Thank you for your response. You answered my question. It is not available on my target platform architecture (arm64).
I do have a specific need for that cipher, and it does not have anything to do with TLS. An app that I am working on requires it for JSON Web Encryption (JWE) as the required encryption algorithm.
https://tools.ietf.org/html/draft-ietf-jose-json-web-encryption-31#appendix-B
https://tools.ietf.org/html/draft-ietf-jose-json-web-encryption-31#appendix-B
Best Regards,
Mirko
On Tue, May 7, 2019 at 11:45 AM Matt Caswell <matt@xxxxxxxxxxx> wrote:
On 06/05/2019 16:41, Mirko J. Ploch wrote:
> Hello,
>
> I'm trying to use EVP_aes_128_cbc_hmac_sha256() for encryption on an iOS device
> with arm64 architecture. I was able to get it working with the x86_64
> architecture when running the iOS device simulator on an iMac. Is this just not
> capable of working on an arm64 platform?
>
> Looking at the code for EVP_aes_128_cbc_hmac_sha256, it does not look like it.
> I'm hoping that there is a way to get it working.

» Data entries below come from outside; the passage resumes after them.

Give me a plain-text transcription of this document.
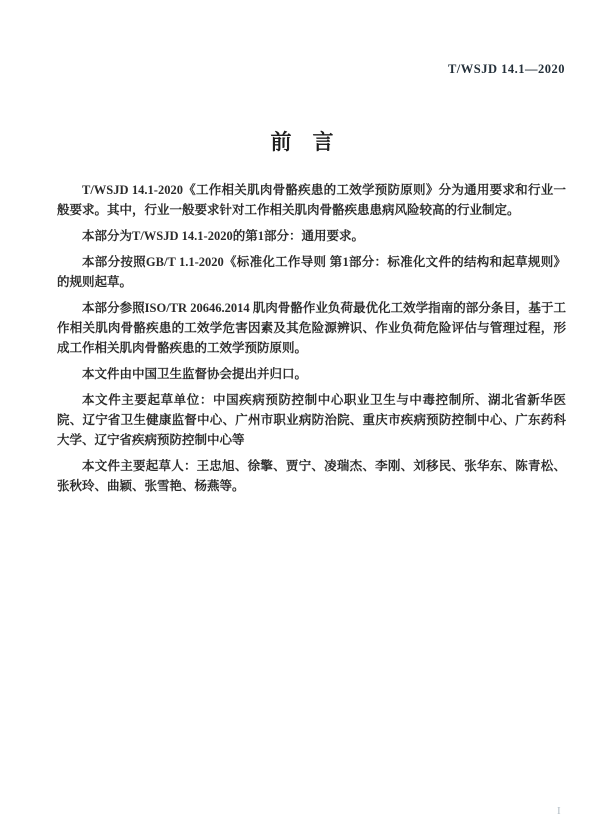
T/WSJD 14.1—2020
前　言

T/WSJD 14.1-2020《工作相关肌肉骨骼疾患的工效学预防原则》分为通用要求和行业一般要求。其中，行业一般要求针对工作相关肌肉骨骼疾患患病风险较高的行业制定。

本部分为T/WSJD 14.1-2020的第1部分：通用要求。

本部分按照GB/T 1.1-2020《标准化工作导则 第1部分：标准化文件的结构和起草规则》的规则起草。

本部分参照ISO/TR 20646.2014 肌肉骨骼作业负荷最优化工效学指南的部分条目，基于工作相关肌肉骨骼疾患的工效学危害因素及其危险源辨识、作业负荷危险评估与管理过程，形成工作相关肌肉骨骼疾患的工效学预防原则。

本文件由中国卫生监督协会提出并归口。

本文件主要起草单位：中国疾病预防控制中心职业卫生与中毒控制所、湖北省新华医院、辽宁省卫生健康监督中心、广州市职业病防治院、重庆市疾病预防控制中心、广东药科大学、辽宁省疾病预防控制中心等

本文件主要起草人：王忠旭、徐擎、贾宁、凌瑞杰、李刚、刘移民、张华东、陈青松、张秋玲、曲颖、张雪艳、杨燕等。

I
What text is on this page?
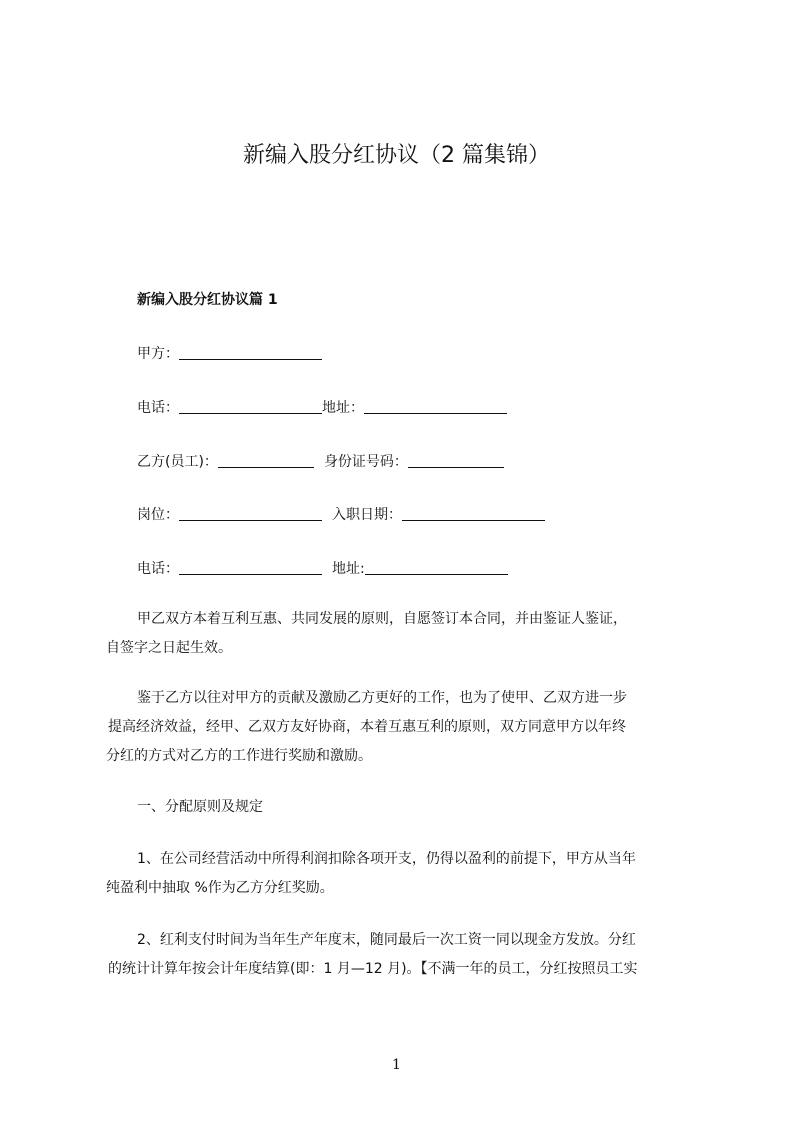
新编入股分红协议（2 篇集锦）
新编入股分红协议篇 1
甲方：
电话：	地址：
乙方(员工)：	身份证号码：
岗位：	入职日期：
电话：	地址:
甲乙双方本着互利互惠、共同发展的原则，自愿签订本合同，并由鉴证人鉴证，
自签字之日起生效。
鉴于乙方以往对甲方的贡献及激励乙方更好的工作，也为了使甲、乙双方进一步
提高经济效益，经甲、乙双方友好协商，本着互惠互利的原则，双方同意甲方以年终
分红的方式对乙方的工作进行奖励和激励。
一、分配原则及规定
1、在公司经营活动中所得利润扣除各项开支，仍得以盈利的前提下，甲方从当年
纯盈利中抽取 %作为乙方分红奖励。
2、红利支付时间为当年生产年度末，随同最后一次工资一同以现金方发放。分红
的统计计算年按会计年度结算(即：1 月—12 月)。【不满一年的员工，分红按照员工实
1
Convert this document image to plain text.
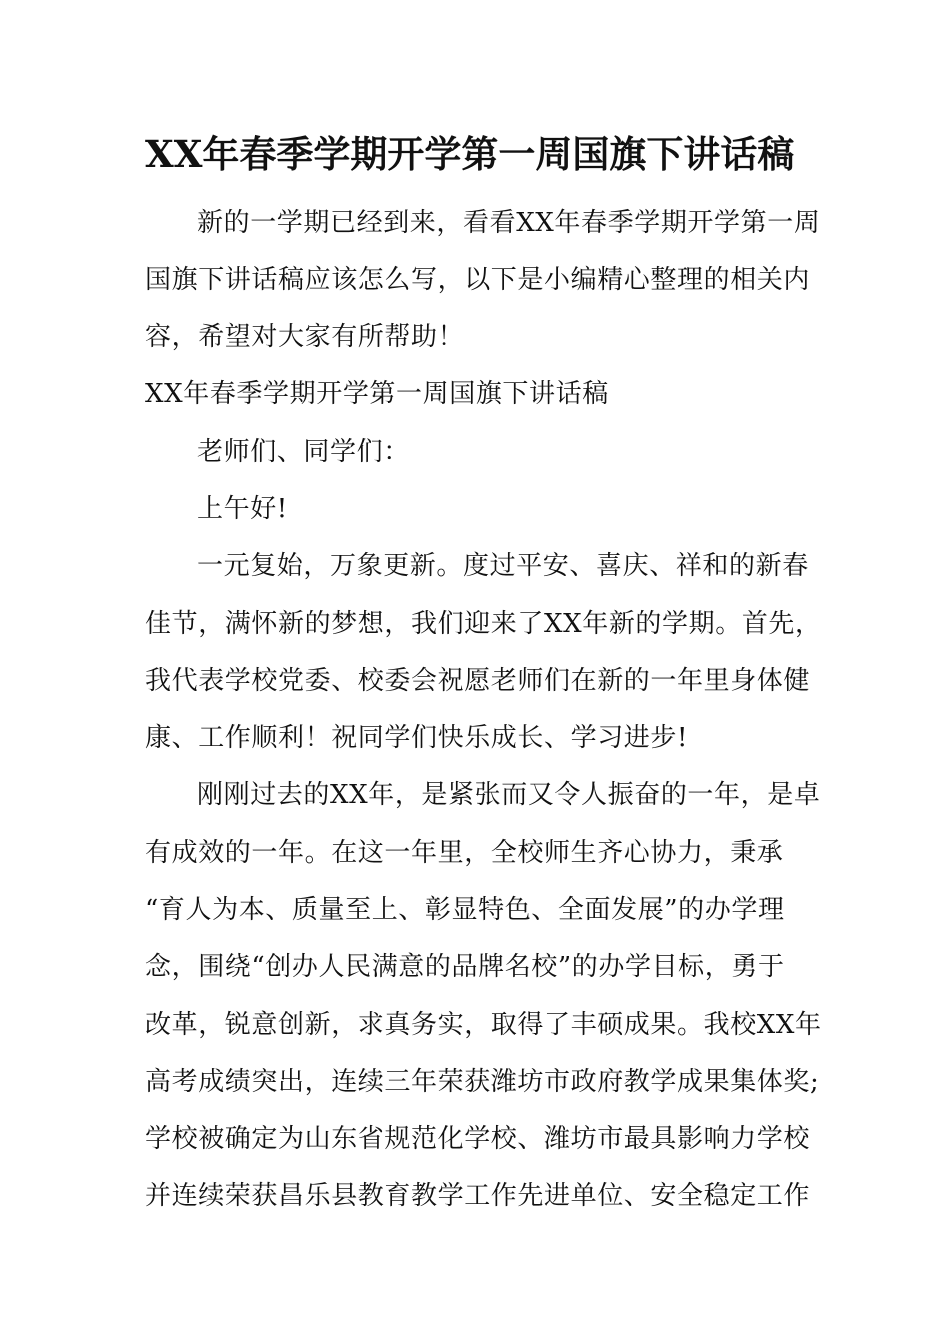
XX年春季学期开学第一周国旗下讲话稿
新的一学期已经到来，看看XX年春季学期开学第一周
国旗下讲话稿应该怎么写，以下是小编精心整理的相关内
容，希望对大家有所帮助！
XX年春季学期开学第一周国旗下讲话稿
老师们、同学们：
上午好!
一元复始，万象更新。度过平安、喜庆、祥和的新春
佳节，满怀新的梦想，我们迎来了XX年新的学期。首先，
我代表学校党委、校委会祝愿老师们在新的一年里身体健
康、工作顺利！祝同学们快乐成长、学习进步!
刚刚过去的XX年，是紧张而又令人振奋的一年，是卓
有成效的一年。在这一年里，全校师生齐心协力，秉承
“育人为本、质量至上、彰显特色、全面发展”的办学理
念，围绕“创办人民满意的品牌名校”的办学目标，勇于
改革，锐意创新，求真务实，取得了丰硕成果。我校XX年
高考成绩突出，连续三年荣获潍坊市政府教学成果集体奖;
学校被确定为山东省规范化学校、潍坊市最具影响力学校
并连续荣获昌乐县教育教学工作先进单位、安全稳定工作
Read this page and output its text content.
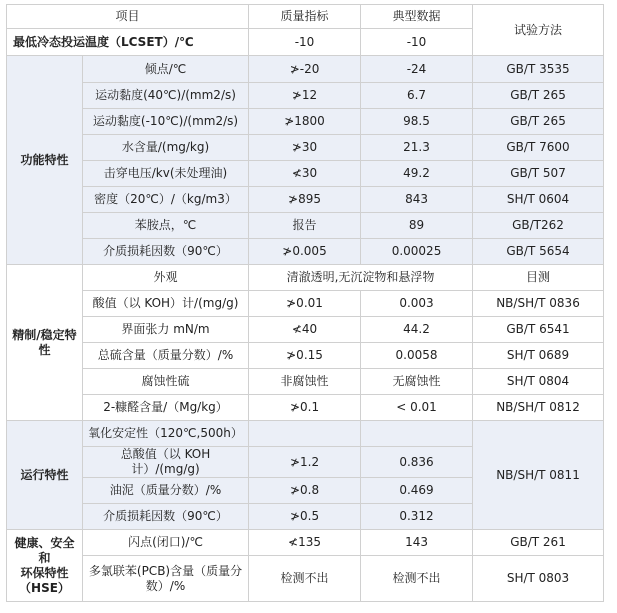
项目		质量指标	典型数据	试验方法
最低冷态投运温度（LCSET）/℃		-10	-10	
功能特性	倾点/℃	≯-20	-24	GB/T 3535
	运动黏度(40℃)/(mm2/s)	≯12	6.7	GB/T 265
	运动黏度(-10℃)/(mm2/s)	≯1800	98.5	GB/T 265
	水含量/(mg/kg)	≯30	21.3	GB/T 7600
	击穿电压/kv(未处理油)	≮30	49.2	GB/T 507
	密度（20℃）/（kg/m3）	≯895	843	SH/T 0604
	苯胺点，℃	报告	89	GB/T262
	介质损耗因数（90℃）	≯0.005	0.00025	GB/T 5654
精制/稳定特性	外观	清澈透明,无沉淀物和悬浮物		目测
	酸值（以 KOH）计/(mg/g)	≯0.01	0.003	NB/SH/T 0836
	界面张力 mN/m	≮40	44.2	GB/T 6541
	总硫含量（质量分数）/%	≯0.15	0.0058	SH/T 0689
	腐蚀性硫	非腐蚀性	无腐蚀性	SH/T 0804
	2-糠醛含量/（Mg/kg）	≯0.1	< 0.01	NB/SH/T 0812
运行特性	氧化安定性（120℃,500h）			NB/SH/T 0811
	总酸值（以 KOH 计）/(mg/g)	≯1.2	0.836	
	油泥（质量分数）/%	≯0.8	0.469	
	介质损耗因数（90℃）	≯0.5	0.312	

健康、安全和
环保特性
（HSE）	闪点(闭口)/℃	≮135	143	GB/T 261

	多氯联苯(PCB)含量（质量分
数）/%	检测不出	检测不出	SH/T 0803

> https://github.com/openssl/openssl/blob/OpenSSL_1_1_1b/crypto/evp/e_aes_cbc_hmac_sha256.c
This cipher is a special purpose cipher not intended for general use. It is
specifically targeted at usage in TLS. Unless you're writing a TLS stack you
probably don't want to use this. It is only available on some platforms and does
runtime detection to check whether the platform is suitable or not. Most
importantly the platform must have AES-NI support.
It's usefulness even in a TLS stack is somewhat limited these days since it is
not relevant for TLSv1.3 and does not get used if encrypt-then-mac is negotiated
(which recent versions of OpenSSL will try to negotiate by default).